UNICEF has long noted that access to education in Yemen remains one of the biggest challenges facing children in Yemen today, particularly as the “multiplicity of localized conflicts” impacts the ability of some 200,000 children to attend school. In a situation report released in late January, UNICEF noted that in affected districts the dropout rate among children – mainly girls – is over 20 per cent.

Meanwhile, according to the same report, an estimated 7,500 children are expected to contract vaccine-preventable diseases with serious consequences, and many more children suffer repeated bouts of diarrhoea and respiratory infections.

Mr. Harneis, in fact, confirmed that the “biggest worry” regarding vaccinations is whether or not the supply chain for the vaccine against tuberculosis could be interrupted. In addition, he noted that, as a transit country for migrants coming from Africa, Yemen also remains exposed to a possible return of polio.

At the same time, the World Food Programme’s (WFP) Elisabeth Byrs also addressed the briefing, explaining the despite the “challenging operational context,” the food agency’s activities had “not been significantly affected.”

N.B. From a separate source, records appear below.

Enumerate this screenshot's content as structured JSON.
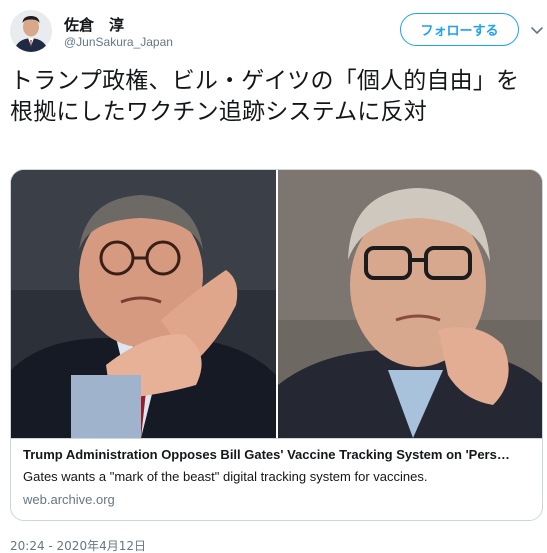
{
  "user": {
    "display_name": "佐倉　淳",
    "handle": "@JunSakura_Japan",
    "avatar_icon": "person-avatar"
  },
  "follow_button": {
    "label": "フォローする"
  },
  "menu": {
    "icon": "chevron-down-icon"
  },
  "tweet": {
    "text": "トランプ政権、ビル・ゲイツの「個人的自由」を根拠にしたワクチン追跡システムに反対",
    "timestamp": "20:24 - 2020年4月12日"
  },
  "card": {
    "title": "Trump Administration Opposes Bill Gates' Vaccine Tracking System on 'Pers…",
    "description": "Gates wants a \"mark of the beast\" digital tracking system for vaccines.",
    "domain": "web.archive.org"
  },
  "colors": {
    "accent": "#1da1f2",
    "secondary_text": "#657786",
    "border": "#ccd6dd"
  }
}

The UN Office for the Coordination of Humanitarian Affairs reports that some 61 per cent of the population in Yemen is in need humanitarian assistance – that is almost 16 million Yemenis who desperately need food, clean water and sanitation. In addition, some10.6 million people face food insecurity; 5 million of them are in a severe food crisis.

The Humanitarian Coordinator for Yemen, Johannes van der Klaauw, said today that despite the political crisis, delivering principled humanitarian assistance to all those in need is possible, especially through partnerships with various organizations. “It is essential that humanitarian aid is de-linked from the political situation.”